Reflections
Interviews conducted by Farah Casather
Raja Segar is an artist who found his passion in art by chance and takes immense pride and pleasure in his work. A sudden encounter in the early 1980s through his art exhibition, over a painting that expressed his core feelings, brings us to one of Minnette de Silva’s forgotten creations in the suburbs of Ja-Ela, off the west coast of Sri Lanka. The now 50-year-old structure still keeps minette’s original vision intact, and Segar speaks of his encounter and experiences with Minette, how her influence affected him in the long term and still to this day fuels his enthusiasm. Segar’s son Donovan also shares his experience in snippets and his experience of residing there for most of his life. Segar had taken liberties to manipulate the house in areas he deemed fit, but keeping Minette’s vision largely intact, and explains the pros and cons of her creation to his life as an artist.

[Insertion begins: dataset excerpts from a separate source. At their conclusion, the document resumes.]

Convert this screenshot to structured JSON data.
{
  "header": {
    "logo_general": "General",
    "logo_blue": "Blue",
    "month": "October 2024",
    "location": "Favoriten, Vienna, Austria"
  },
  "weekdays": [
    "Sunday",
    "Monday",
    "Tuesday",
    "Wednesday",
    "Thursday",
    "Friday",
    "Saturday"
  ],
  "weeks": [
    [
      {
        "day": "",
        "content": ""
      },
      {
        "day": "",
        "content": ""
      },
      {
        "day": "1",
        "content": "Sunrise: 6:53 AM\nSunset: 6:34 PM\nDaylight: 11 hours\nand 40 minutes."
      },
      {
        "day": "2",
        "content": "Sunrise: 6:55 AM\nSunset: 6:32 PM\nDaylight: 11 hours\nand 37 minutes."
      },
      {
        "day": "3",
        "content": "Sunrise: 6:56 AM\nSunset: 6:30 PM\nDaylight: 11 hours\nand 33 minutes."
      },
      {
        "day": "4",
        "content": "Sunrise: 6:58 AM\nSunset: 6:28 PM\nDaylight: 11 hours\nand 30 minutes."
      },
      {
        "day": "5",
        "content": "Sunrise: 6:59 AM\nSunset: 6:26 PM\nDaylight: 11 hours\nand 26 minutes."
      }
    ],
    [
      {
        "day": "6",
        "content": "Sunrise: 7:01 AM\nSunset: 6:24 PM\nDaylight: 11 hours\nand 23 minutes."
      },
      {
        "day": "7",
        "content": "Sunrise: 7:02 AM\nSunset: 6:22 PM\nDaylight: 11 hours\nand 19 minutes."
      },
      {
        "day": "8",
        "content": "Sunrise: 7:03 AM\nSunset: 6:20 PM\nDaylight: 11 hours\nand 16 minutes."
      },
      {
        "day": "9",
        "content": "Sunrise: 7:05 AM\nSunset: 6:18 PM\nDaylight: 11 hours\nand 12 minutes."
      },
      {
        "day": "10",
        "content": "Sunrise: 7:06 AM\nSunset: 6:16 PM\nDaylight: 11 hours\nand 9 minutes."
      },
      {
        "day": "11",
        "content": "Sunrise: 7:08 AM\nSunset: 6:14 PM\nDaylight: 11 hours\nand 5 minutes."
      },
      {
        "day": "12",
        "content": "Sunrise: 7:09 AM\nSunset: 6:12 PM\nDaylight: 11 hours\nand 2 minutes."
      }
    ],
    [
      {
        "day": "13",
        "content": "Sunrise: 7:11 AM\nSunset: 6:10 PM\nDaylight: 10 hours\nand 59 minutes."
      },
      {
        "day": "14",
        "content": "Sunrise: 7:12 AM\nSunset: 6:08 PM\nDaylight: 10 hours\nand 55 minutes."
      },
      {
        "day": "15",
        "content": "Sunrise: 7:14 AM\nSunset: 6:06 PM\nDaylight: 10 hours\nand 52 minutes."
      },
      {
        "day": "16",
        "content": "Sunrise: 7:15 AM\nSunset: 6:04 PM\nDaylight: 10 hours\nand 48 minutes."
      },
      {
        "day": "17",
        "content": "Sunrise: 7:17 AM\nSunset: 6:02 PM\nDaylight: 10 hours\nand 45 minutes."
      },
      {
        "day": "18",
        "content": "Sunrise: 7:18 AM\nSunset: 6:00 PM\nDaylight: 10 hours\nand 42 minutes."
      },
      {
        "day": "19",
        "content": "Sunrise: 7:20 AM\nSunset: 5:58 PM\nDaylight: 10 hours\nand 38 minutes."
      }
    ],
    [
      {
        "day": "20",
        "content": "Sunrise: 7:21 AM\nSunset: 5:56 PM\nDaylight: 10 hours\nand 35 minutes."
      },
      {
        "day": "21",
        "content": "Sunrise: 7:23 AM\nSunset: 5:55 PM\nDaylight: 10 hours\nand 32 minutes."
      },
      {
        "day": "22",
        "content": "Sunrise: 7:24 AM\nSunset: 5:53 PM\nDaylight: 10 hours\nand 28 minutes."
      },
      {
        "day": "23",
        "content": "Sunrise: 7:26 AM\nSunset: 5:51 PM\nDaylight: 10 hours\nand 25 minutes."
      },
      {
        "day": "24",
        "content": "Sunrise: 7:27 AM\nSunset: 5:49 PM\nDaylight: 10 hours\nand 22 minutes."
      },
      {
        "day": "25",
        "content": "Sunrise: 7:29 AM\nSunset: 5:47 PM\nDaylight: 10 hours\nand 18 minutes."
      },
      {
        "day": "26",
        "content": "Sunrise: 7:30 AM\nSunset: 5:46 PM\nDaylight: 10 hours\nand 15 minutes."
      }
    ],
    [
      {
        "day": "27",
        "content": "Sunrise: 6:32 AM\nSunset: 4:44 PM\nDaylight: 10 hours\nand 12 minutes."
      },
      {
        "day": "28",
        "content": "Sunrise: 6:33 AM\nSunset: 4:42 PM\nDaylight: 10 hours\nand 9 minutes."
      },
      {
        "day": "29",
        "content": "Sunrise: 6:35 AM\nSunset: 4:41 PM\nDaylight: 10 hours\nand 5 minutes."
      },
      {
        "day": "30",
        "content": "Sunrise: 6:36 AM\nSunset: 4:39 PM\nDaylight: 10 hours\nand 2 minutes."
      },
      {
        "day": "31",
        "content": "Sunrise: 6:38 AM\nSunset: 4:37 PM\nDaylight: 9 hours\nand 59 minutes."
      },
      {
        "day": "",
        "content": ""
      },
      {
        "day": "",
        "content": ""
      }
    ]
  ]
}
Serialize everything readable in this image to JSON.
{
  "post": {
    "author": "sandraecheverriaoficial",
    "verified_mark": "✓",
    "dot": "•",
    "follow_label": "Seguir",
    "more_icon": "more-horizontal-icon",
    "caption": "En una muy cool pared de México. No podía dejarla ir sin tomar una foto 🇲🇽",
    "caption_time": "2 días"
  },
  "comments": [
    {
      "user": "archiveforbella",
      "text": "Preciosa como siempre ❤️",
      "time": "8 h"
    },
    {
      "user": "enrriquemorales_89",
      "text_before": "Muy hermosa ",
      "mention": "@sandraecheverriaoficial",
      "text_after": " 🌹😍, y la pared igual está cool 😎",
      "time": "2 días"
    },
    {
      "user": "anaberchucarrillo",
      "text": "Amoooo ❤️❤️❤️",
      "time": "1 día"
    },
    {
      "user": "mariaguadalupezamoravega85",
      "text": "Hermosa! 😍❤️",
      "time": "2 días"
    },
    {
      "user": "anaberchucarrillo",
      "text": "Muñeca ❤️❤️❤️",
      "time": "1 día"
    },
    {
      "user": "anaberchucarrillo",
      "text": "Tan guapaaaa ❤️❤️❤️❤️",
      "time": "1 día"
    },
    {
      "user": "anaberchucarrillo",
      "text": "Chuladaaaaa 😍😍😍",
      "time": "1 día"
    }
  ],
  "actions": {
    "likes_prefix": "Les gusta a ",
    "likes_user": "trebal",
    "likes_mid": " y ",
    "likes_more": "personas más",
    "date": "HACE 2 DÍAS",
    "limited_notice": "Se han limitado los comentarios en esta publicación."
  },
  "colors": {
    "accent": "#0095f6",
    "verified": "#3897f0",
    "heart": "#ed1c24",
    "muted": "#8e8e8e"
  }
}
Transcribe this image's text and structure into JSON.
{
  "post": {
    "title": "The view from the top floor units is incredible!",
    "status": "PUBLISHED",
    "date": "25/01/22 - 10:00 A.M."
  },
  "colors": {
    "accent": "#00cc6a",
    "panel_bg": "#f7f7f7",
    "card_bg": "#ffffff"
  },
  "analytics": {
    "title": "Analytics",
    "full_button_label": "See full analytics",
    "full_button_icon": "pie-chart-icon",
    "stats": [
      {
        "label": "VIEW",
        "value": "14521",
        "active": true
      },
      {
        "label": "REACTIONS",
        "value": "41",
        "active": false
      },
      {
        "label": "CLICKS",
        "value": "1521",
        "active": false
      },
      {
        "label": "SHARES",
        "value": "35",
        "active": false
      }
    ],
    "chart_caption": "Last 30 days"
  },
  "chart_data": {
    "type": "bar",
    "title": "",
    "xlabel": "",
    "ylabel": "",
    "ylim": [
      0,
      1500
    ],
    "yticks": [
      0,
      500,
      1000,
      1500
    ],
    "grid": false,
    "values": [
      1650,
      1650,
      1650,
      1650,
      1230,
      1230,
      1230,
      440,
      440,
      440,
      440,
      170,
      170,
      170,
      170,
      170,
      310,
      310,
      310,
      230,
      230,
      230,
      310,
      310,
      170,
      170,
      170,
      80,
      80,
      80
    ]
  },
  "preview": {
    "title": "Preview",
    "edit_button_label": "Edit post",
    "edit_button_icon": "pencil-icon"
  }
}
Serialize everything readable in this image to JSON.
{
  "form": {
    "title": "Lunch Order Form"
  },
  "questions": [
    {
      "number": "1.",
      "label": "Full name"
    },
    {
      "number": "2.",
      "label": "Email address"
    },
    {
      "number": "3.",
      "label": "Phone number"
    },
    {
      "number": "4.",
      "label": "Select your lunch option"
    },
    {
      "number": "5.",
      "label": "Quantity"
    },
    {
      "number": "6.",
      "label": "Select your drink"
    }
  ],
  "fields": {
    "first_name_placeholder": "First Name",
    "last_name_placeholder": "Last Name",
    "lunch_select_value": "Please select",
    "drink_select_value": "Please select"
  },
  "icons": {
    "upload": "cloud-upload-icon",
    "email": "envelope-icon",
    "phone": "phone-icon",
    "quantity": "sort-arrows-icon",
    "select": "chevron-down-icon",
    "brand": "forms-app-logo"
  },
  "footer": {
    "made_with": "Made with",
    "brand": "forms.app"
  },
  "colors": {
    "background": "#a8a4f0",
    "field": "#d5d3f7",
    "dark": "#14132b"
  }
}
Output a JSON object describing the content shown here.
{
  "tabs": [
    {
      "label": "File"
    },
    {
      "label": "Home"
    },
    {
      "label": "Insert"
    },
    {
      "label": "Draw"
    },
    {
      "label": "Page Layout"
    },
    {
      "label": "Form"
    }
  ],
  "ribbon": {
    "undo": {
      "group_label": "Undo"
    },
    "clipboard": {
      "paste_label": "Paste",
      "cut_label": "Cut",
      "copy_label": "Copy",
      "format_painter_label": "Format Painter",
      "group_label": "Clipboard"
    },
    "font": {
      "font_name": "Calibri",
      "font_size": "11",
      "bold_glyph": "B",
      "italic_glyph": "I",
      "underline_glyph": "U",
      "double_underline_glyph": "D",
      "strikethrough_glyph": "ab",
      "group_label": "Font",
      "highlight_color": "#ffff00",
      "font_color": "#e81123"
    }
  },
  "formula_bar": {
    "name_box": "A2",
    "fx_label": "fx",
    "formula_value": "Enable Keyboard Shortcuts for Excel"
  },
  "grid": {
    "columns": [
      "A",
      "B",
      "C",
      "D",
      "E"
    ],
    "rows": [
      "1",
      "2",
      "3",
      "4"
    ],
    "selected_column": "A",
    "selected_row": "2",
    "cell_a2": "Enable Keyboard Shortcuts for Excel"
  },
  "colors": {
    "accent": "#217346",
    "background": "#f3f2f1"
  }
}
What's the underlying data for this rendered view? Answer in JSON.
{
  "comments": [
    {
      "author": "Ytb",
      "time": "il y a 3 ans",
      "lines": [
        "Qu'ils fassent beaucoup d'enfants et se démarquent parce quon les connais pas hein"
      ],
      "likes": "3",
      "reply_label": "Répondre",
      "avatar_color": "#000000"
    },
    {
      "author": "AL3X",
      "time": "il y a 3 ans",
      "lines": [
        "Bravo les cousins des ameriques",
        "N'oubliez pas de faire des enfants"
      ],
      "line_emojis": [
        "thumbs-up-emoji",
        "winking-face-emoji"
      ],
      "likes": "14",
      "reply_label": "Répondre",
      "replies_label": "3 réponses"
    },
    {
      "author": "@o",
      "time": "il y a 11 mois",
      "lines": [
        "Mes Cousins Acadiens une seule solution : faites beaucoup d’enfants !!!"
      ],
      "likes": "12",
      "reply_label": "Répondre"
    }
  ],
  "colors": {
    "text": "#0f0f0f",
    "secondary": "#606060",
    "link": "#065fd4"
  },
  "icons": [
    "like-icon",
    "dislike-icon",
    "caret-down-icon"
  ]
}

Sumudu Athukorala had recently taken an opportunity to research a housing scheme developed by Archt Minnette De Silva in the late 1950s in Watapuluwa, which took an unconventional route to designing social housing, a participatory approach. Through his work experience as a researcher, he speaks of meeting people that reside to this day, some who participated in building and his personal accounts of Minnette’s legacy that remains to this day.
Sumudhu’s account details of an undermined architect, but the essence of her design prowess still intact, as generations of families residing chose to keep the houses largely intact with minimal changes to its structure. She is largely forgotten as the designer and the brainchild of the scheme, although some who still survived through the years remember the woman who visited them in colorful sarees.